Abandonment and neglect can leave behind such residual resentment that a person would feel that they were justified in doing anything they had to in order to get their own back. The world did this to me, it owes me, and so I'm going to do it back to the world. Don't get me wrong; I'm not excusing that behaviour, just offering an explanation. I know from personal experience how resentment can twist your thinking and corrupt your heart.
Unfortunately I've not been able to avoid the other consequences of being a survivor and have had to deal with more then my fair share of shit over the past fourteen years. As it stands I'm still peeling back the layers like one would work to expose an onion's core. At times an element of frustration sets in, and I wonder if it will ever stop and if I will ever find something akin to peace.
Where I've been fortunate is that I have a very good doctor to work with and have been able to isolate the base elements that are the root cause of a lot of the emotional baggage that I'm carrying. So instead of being overwhelmed by a huge barrage of emotional symptoms, I have only a few things that I need to focus on that make me feel like there's progress.
This is so important for a person who is going through this type of experience, be they male or female, because it is so easy to become emotionally overwhelmed. A survivor is usually carrying a series of raw nerve endings where almost anything is a potential trigger for an abuse memory. Reducing the amount of stimuli, or even learning to recognize what they are and what they do is the first step in being able to recover control over one's emotional stability.

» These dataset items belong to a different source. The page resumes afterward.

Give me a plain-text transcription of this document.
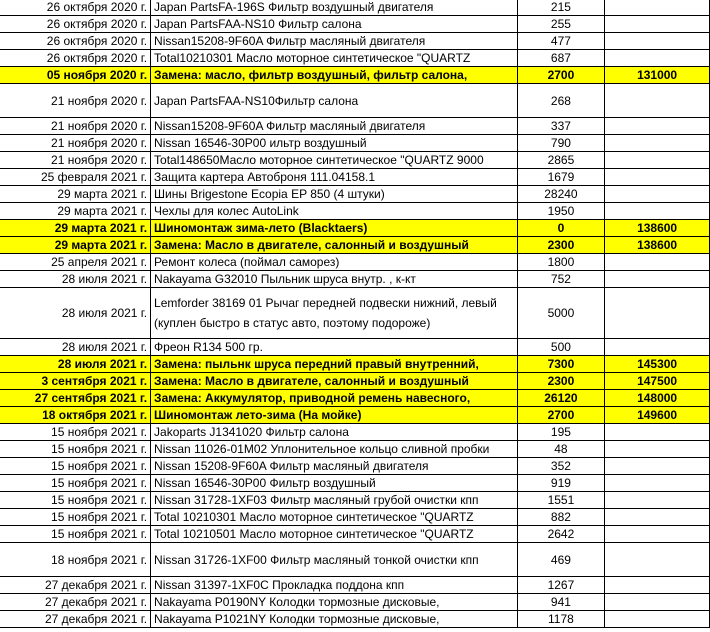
26 октября 2020 г.	Japan PartsFA-196S Фильтр воздушный двигателя	215		
26 октября 2020 г.	Japan PartsFAA-NS10 Фильтр салона	255		
26 октября 2020 г.	Nissan15208-9F60A Фильтр масляный двигателя	477		
26 октября 2020 г.	Total10210301 Масло моторное синтетическое "QUARTZ	687		
05 ноября 2020 г.	Замена: масло, фильтр воздушный, фильтр салона,	2700	131000	
21 ноября 2020 г.	Japan PartsFAA-NS10Фильтр салона	268		
21 ноября 2020 г.	Nissan15208-9F60A Фильтр масляный двигателя	337		
21 ноября 2020 г.	Nissan 16546-30P00 ильтр воздушный	790		
21 ноября 2020 г.	Total148650Масло моторное синтетическое "QUARTZ 9000	2865		
25 февраля 2021 г.	Защита картера Автоброня 111.04158.1	1679		
29 марта 2021 г.	Шины Brigestone Ecopia EP 850 (4 штуки)	28240		
29 марта 2021 г.	Чехлы для колес AutoLink	1950		
29 марта 2021 г.	Шиномонтаж зима-лето (Blacktaers)	0	138600	
29 марта 2021 г.	Замена: Масло в двигателе, салонный и воздушный	2300	138600	
25 апреля 2021 г.	Ремонт колеса (поймал саморез)	1800		
28 июля 2021 г.	Nakayama G32010 Пыльник шруса внутр. , к-кт	752		
28 июля 2021 г.	Lemforder 38169 01 Рычаг передней подвески нижний, левый (куплен быстро в статус авто, поэтому подороже)	5000		
28 июля 2021 г.	Фреон R134 500 гр.	500		
28 июля 2021 г.	Замена: пыльнк шруса передний правый внутренний,	7300	145300	
3 сентября 2021 г.	Замена: Масло в двигателе, салонный и воздушный	2300	147500	
27 сентября 2021 г.	Замена: Аккумулятор, приводной ремень навесного,	26120	148000	
18 октября 2021 г.	Шиномонтаж лето-зима (На мойке)	2700	149600	
15 ноября 2021 г.	Jakoparts J1341020 Фильтр салона	195		
15 ноября 2021 г.	Nissan 11026-01M02 Уплонительное кольцо сливной пробки	48		
15 ноября 2021 г.	Nissan 15208-9F60A Фильтр масляный двигателя	352		
15 ноября 2021 г.	Nissan 16546-30P00 Фильтр воздушный	919		
15 ноября 2021 г.	Nissan 31728-1XF03 Фильтр масляный грубой очистки кпп	1551		
15 ноября 2021 г.	Total 10210301 Масло моторное синтетическое "QUARTZ	882		
15 ноября 2021 г.	Total 10210501 Масло моторное синтетическое "QUARTZ	2642		
18 ноября 2021 г.	Nissan 31726-1XF00 Фильтр масляный тонкой очистки кпп	469		
27 декабря 2021 г.	Nissan 31397-1XF0C Прокладка поддона кпп	1267		
27 декабря 2021 г.	Nakayama P0190NY Колодки тормозные дисковые,	941		
27 декабря 2021 г.	Nakayama P1021NY Колодки тормозные дисковые,	1178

From there it becomes a matter of understanding that your reactions are being controlled by events that happened in the past and aren't necessarily the ones you want to have in a situation today. If for example the person you love says "I love you" and your reaction is to wonder what they want from you, it isn't coming from you, it's coming from how you were treated when you were abused.
Realizing that is the major step in reclaiming you life and overcoming the effects of what happened to you. Gradually you learn how to have reactions based on present circumstances not on the past. It's a lot of work and it doesn't happen overnight; reactions you've had for thirty plus years are not going to disappear on demand. But at least now you know who you are capable of being and have the means to become that person.
This is not easy work, nor is it very enjoyable; who likes to realize that what they've thought of as normal behaviour for years has actually caused no end of grief? I sure as hell didn't. But ultimately the feeling you'll have is one of immense freedom and relief.
So if you're still at the stage where every little thing, no matter how trivial, can send you into orbit, fear not, there is a means of escape and I'm proof that its possible. Find someone you trust who you can work with and learn who you really are and what you really feel. You'll love yourself for it.